The Reserve Bank of India Act was enacted on March 6, 1934, but became operational from April 1, 1935. In the last 80 years, there have been some amendments to the Act, but the preamble has remained intact. Now, for perhaps the first time in its history, significant changes in the Act may become a subject of discussion.

In the preamble, the term ‘monetary stability’ remains open to debate and interpretation. Does it mean price stability, exchange rate stability and a stable payments system in equal measure?

Of late, though, price stability is being given more importance than exchange rate stability or payment system stability.

Price stability, it is argued, is critical for growth and can be quantified and achieved in India -- but only if the RBI is freed of the overbearing influence of the Central government.

This is the crux of it all. Those in favour of greater central bank autonomy argue that the current system of monetary policymaking in India is unsatisfactory because it is done in consultation with the Ministry of Finance.

They also argue that even though the governor and the deputy governors are appointees of the government and are not directly accountable to the public at large, the bank could give periodic inflation reports — a practice in many advanced countries, which could satisfy the accountability criterion to some extent.

Moreover, the governor’s accountability is said to be evident from his depositions before the Parliament committees on banking and finance.

The Urjit view It is therefore argued that monetary policymaking should be independent of government dominance and conducted through a committee of outside experts and select members of the management of the RBI for the sake of credibility. This is how the Urjit Patel committee report on monetary policy framework views the current situation. In its view, the government need not be represented on the monetary policy committee (MPC). The committee may not be required to consult the government on policy objectives.

However, explicit legal provisions are required for this proposal to take shape.

This would need to cover areas such as (a) the relationship between the proposed MPC and the board of directors of the RBI; (b) the relationship between the proposed MPC and provisions of the laws and regulations on commercial banks and other financial institutions; and (c) the institutional mechanisms required to ensure that policy decisions are strictly ‘monetary’ in character and do not impinge on the authority of other organisations.

Besides, the rules may have to spell out accountability of outside experts and transparency practices.

The public should also know the grounds for imposing sanctions on the MPC for not realising its objectives. In other words, sanctions would be operated upon only when the given ‘escape clauses’ are exhausted.

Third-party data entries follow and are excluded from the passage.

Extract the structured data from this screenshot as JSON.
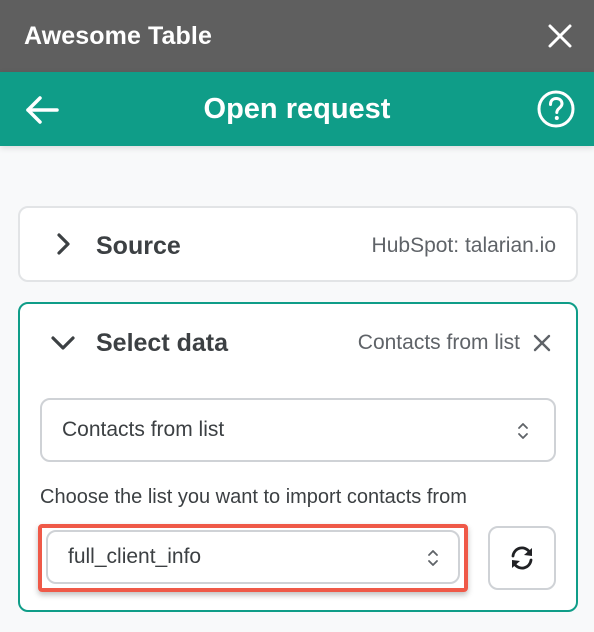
{
  "window": {
    "title": "Awesome Table",
    "close_icon": "close-icon"
  },
  "header": {
    "title": "Open request",
    "back_icon": "arrow-left-icon",
    "help_icon": "help-circle-icon",
    "color": "#0f9d88"
  },
  "source": {
    "title": "Source",
    "value": "HubSpot: talarian.io",
    "expanded": false
  },
  "select_data": {
    "title": "Select data",
    "value": "Contacts from list",
    "expanded": true,
    "type_dropdown": {
      "selected": "Contacts from list"
    },
    "list_label": "Choose the list you want to import contacts from",
    "list_dropdown": {
      "selected": "full_client_info"
    },
    "refresh_icon": "refresh-icon"
  },
  "colors": {
    "titlebar": "#5f5f5f",
    "accent": "#0f9d88",
    "highlight": "#ef5948"
  }
}
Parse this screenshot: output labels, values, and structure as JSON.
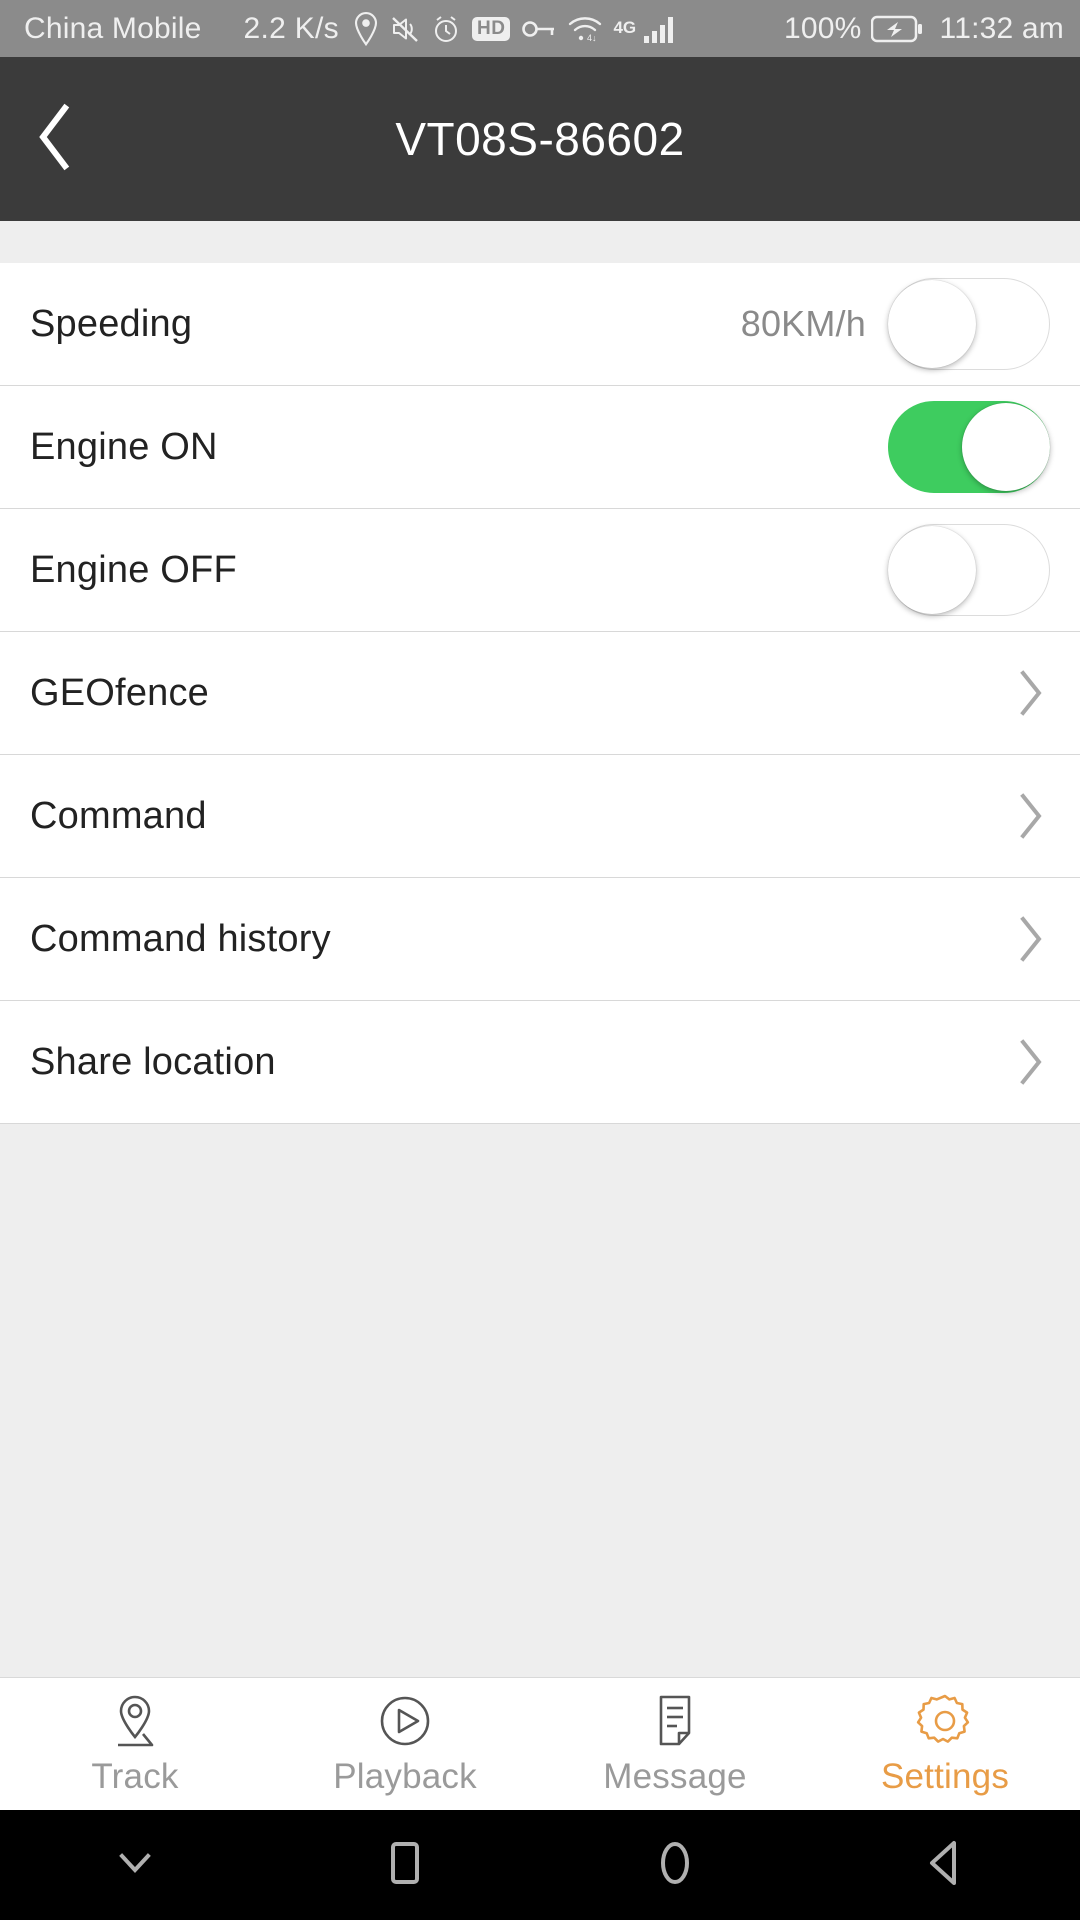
{
  "statusbar": {
    "carrier": "China Mobile",
    "net_speed": "2.2 K/s",
    "hd_badge": "HD",
    "network_type": "4G",
    "battery_percent": "100%",
    "time": "11:32 am",
    "icons": [
      "location-icon",
      "mute-icon",
      "alarm-icon",
      "hd-icon",
      "vpn-key-icon",
      "wifi-icon",
      "signal-icon",
      "battery-charging-icon"
    ]
  },
  "header": {
    "title": "VT08S-86602",
    "back_label": "Back"
  },
  "list": {
    "rows": [
      {
        "label": "Speeding",
        "type": "switch",
        "value": "80KM/h",
        "checked": false
      },
      {
        "label": "Engine ON",
        "type": "switch",
        "value": "",
        "checked": true
      },
      {
        "label": "Engine OFF",
        "type": "switch",
        "value": "",
        "checked": false
      },
      {
        "label": "GEOfence",
        "type": "chevron"
      },
      {
        "label": "Command",
        "type": "chevron"
      },
      {
        "label": "Command history",
        "type": "chevron"
      },
      {
        "label": "Share location",
        "type": "chevron"
      }
    ]
  },
  "tabbar": {
    "tabs": [
      {
        "label": "Track",
        "icon": "location-pin-icon",
        "active": false
      },
      {
        "label": "Playback",
        "icon": "play-circle-icon",
        "active": false
      },
      {
        "label": "Message",
        "icon": "document-icon",
        "active": false
      },
      {
        "label": "Settings",
        "icon": "gear-icon",
        "active": true
      }
    ]
  },
  "navbar": {
    "buttons": [
      {
        "name": "hide-keyboard-button",
        "icon": "chevron-down-icon"
      },
      {
        "name": "recents-button",
        "icon": "square-icon"
      },
      {
        "name": "home-button",
        "icon": "circle-icon"
      },
      {
        "name": "back-button",
        "icon": "triangle-left-icon"
      }
    ]
  },
  "colors": {
    "accent": "#e89c46",
    "switch_on": "#3ecc5f",
    "header_bg": "#3b3b3b",
    "statusbar_bg": "#8b8b8b"
  }
}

The escape clauses are meant only to allow for a reasonable degree of flexibility in meeting the targets, allowing for exogenous circumstances that are beyond the control of the Bank. In the absence of these clauses, the MPC’s autonomy would come under threat. Would this change be possible without a large number of amendments to the RBI Act? If it is easy to make amendments to the Act, why did the RBI go in for a technical advisory committee on monetary policy in 2006 when the Indian economy was performing exceptionally well in terms of growth and inflation?

A practical question to ask, therefore, is the following: Will the current Indian polity agree to so many amendments to the Act?

Or, to put it differently, should we pass a fresh RBI Act to replace the existing one, as some African countries have done?

It is a tough question at this point in time.